High-Resolution Cryo-Electron Tomography – Current State and Future Prospects
Sebastian Tacke and Stefan Raunser
Department of Structural Biochemistry, Max Planck Institute of Molecular Physiology, Dortmund, Germany
Electron tomography at cryogenic temperatures (cryo-ET) offers the possibility to structurally characterize biological macromolecules and macromolecular assemblies in their native environment. By using sub-tomogram averaging, three-dimensional reconstructions at near-atomic resolution can be obtained . A typical workflow of current cryo-ET approaches is illustrated below.
In the first step, the sample is vitrified in liquid ethane. This guarantees that the structure of the biological sample is preserved [figure 1.1, 2, 3]. In case the region of interest is difficult to identify, cryo-light microscopy is applied [figure 1.2, 4]. Since many biological samples are too thick to be penetrated by the electron beam, the sample material is then thinned by a focused ion beam [figure 1.3, 5]. Finally, cryo-ET tilt series are acquired of the thinned regions, called lamellae [figure 1.4, 6].

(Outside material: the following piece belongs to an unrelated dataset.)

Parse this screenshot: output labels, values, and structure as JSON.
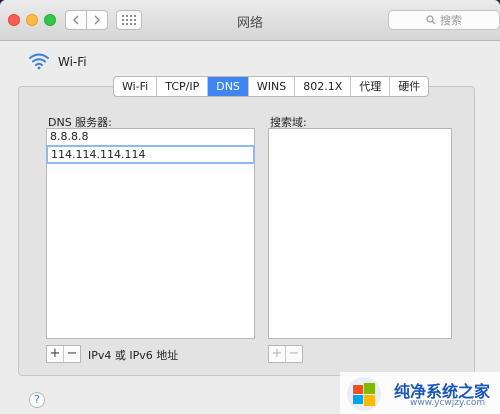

The entire workflow involves numerous handling steps, most of which under cryogenic conditions and in an anhydrous environment to avoid de-vitrification or contamination of the sample material. Due to the enormous complexity, only a small number of labs have so far established this technique worldwide.
Here, I will describe the current state-of-the-art workflow, and discuss open issues and necessary improvements to make cryo-ET accessible for many users in the near future.